Al frente del campamento estaba su líder.
O lo que quedaba de él.
Su forma estaba retorcida, estirada de maneras que la anatomía nunca debería permitir. Un brazo colgaba casi medio metro más largo que el otro. Su columna estaba doblada, pero no rota.
Su piel estaba agrietada en patrones que parecían inscripciones divinas —excepto que estaban incompletas.
Su rostro se crispaba cada pocos segundos, como si algo atrapado bajo la carne todavía quisiera salir.
Filtraba energía.
No brillaba.
Goteaba.
Era visible en el aire, un tenue ondular de presión como vidrio bajo calor. Pero también era audible. Como el rechinar de huesos, amortiguado por tela. Como dientes raspando desde dentro de una caja.
Los cultistas no le temían.
Veneraban en lo que se había convertido.
Esperaban en silencio.
Y no tenían idea de a quién estaban esperando.
El primer destello apareció a lo largo de la cresta oriental.

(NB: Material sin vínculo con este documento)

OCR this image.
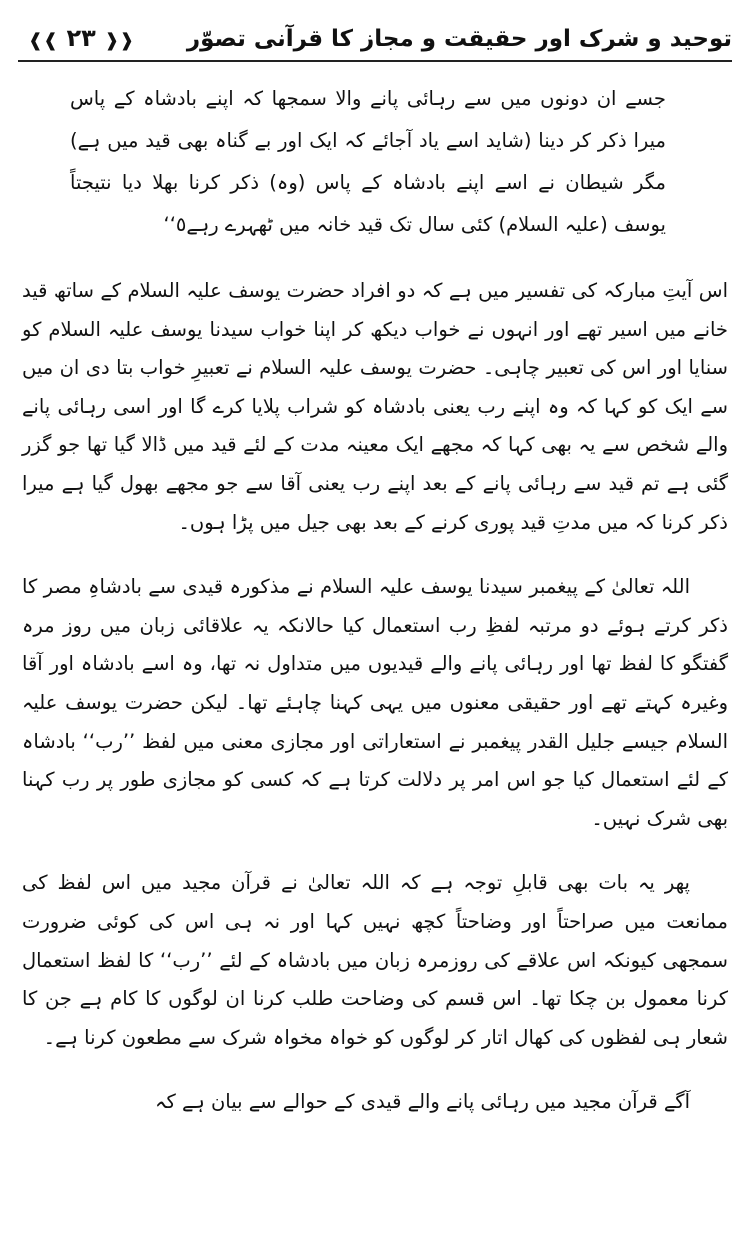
توحید و شرک اور حقیقت و مجاز کا قرآنی تصوّر
❰❰ ۲۳ ❱❱

جسے ان دونوں میں سے رہائی پانے والا سمجھا کہ اپنے بادشاہ کے پاس میرا ذکر کر دینا (شاید اسے یاد آجائے کہ ایک اور بے گناہ بھی قید میں ہے) مگر شیطان نے اسے اپنے بادشاہ کے پاس (وہ) ذکر کرنا بھلا دیا نتیجتاً یوسف (علیہ السلام) کئی سال تک قید خانہ میں ٹھہرے رہے٥‘‘

اس آیتِ مبارکہ کی تفسیر میں ہے کہ دو افراد حضرت یوسف علیہ السلام کے ساتھ قید خانے میں اسیر تھے اور انہوں نے خواب دیکھ کر اپنا خواب سیدنا یوسف علیہ السلام کو سنایا اور اس کی تعبیر چاہی۔ حضرت یوسف علیہ السلام نے تعبیرِ خواب بتا دی ان میں سے ایک کو کہا کہ وہ اپنے رب یعنی بادشاہ کو شراب پلایا کرے گا اور اسی رہائی پانے والے شخص سے یہ بھی کہا کہ مجھے ایک معینہ مدت کے لئے قید میں ڈالا گیا تھا جو گزر گئی ہے تم قید سے رہائی پانے کے بعد اپنے رب یعنی آقا سے جو مجھے بھول گیا ہے میرا ذکر کرنا کہ میں مدتِ قید پوری کرنے کے بعد بھی جیل میں پڑا ہوں۔

اللہ تعالیٰ کے پیغمبر سیدنا یوسف علیہ السلام نے مذکورہ قیدی سے بادشاہِ مصر کا ذکر کرتے ہوئے دو مرتبہ لفظِ رب استعمال کیا حالانکہ یہ علاقائی زبان میں روز مرہ گفتگو کا لفظ تھا اور رہائی پانے والے قیدیوں میں متداول نہ تھا، وہ اسے بادشاہ اور آقا وغیرہ کہتے تھے اور حقیقی معنوں میں یہی کہنا چاہئے تھا۔ لیکن حضرت یوسف علیہ السلام جیسے جلیل القدر پیغمبر نے استعاراتی اور مجازی معنی میں لفظ ’’رب‘‘ بادشاہ کے لئے استعمال کیا جو اس امر پر دلالت کرتا ہے کہ کسی کو مجازی طور پر رب کہنا بھی شرک نہیں۔

پھر یہ بات بھی قابلِ توجہ ہے کہ اللہ تعالیٰ نے قرآن مجید میں اس لفظ کی ممانعت میں صراحتاً اور وضاحتاً کچھ نہیں کہا اور نہ ہی اس کی کوئی ضرورت سمجھی کیونکہ اس علاقے کی روزمرہ زبان میں بادشاہ کے لئے ’’رب‘‘ کا لفظ استعمال کرنا معمول بن چکا تھا۔ اس قسم کی وضاحت طلب کرنا ان لوگوں کا کام ہے جن کا شعار ہی لفظوں کی کھال اتار کر لوگوں کو خواہ مخواہ شرک سے مطعون کرنا ہے۔

آگے قرآن مجید میں رہائی پانے والے قیدی کے حوالے سے بیان ہے کہ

Sin sonido. Sin resplandor. Solo un cambio.
Una presencia.
Luego tres más.
No se activaron alarmas.
Y entonces Liliana descendió.
No descendió suavemente. No flotó. Se sentía como una ojiva—controlada, precisa, pero sin intención de ser detenida.

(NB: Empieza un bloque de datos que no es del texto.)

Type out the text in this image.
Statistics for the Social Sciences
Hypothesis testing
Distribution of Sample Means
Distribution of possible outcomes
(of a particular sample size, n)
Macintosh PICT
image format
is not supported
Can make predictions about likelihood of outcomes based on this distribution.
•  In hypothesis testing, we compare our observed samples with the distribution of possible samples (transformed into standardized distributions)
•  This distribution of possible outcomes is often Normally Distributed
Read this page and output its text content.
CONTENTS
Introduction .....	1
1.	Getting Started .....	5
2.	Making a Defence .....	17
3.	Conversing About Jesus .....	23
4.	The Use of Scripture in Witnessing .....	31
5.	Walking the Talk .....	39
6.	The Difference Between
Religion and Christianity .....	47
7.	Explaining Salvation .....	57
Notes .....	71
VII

Sus botas golpearon la tierra en el borde del campamento, y la barrera exterior se agrietó—no con luz, sino con sonido. Un profundo gemido estructural atravesó el aire como si el mismo encantamiento acabara de perder la confianza.
El campo protector alrededor de la base del culto no falló.
Se sometió.
Ella se movió inmediatamente. Su forma se difuminó hacia adelante. Su lanza se extendió en un solo movimiento fluido. Su pie golpeó la tierra una vez, y la pared frontal—piedra, sigilos, acero reforzado—se partió en dos.
No explotó. Simplemente se desmoronó.
Al segundo siguiente, Seraphina llegó detrás de ella.
No tocó el suelo.
Flotaba justo encima, con una mano levantada. Una esfera plateada descansaba contra su palma, sin luz, inmóvil.
Tocó la parte superior de la esfera con un dedo.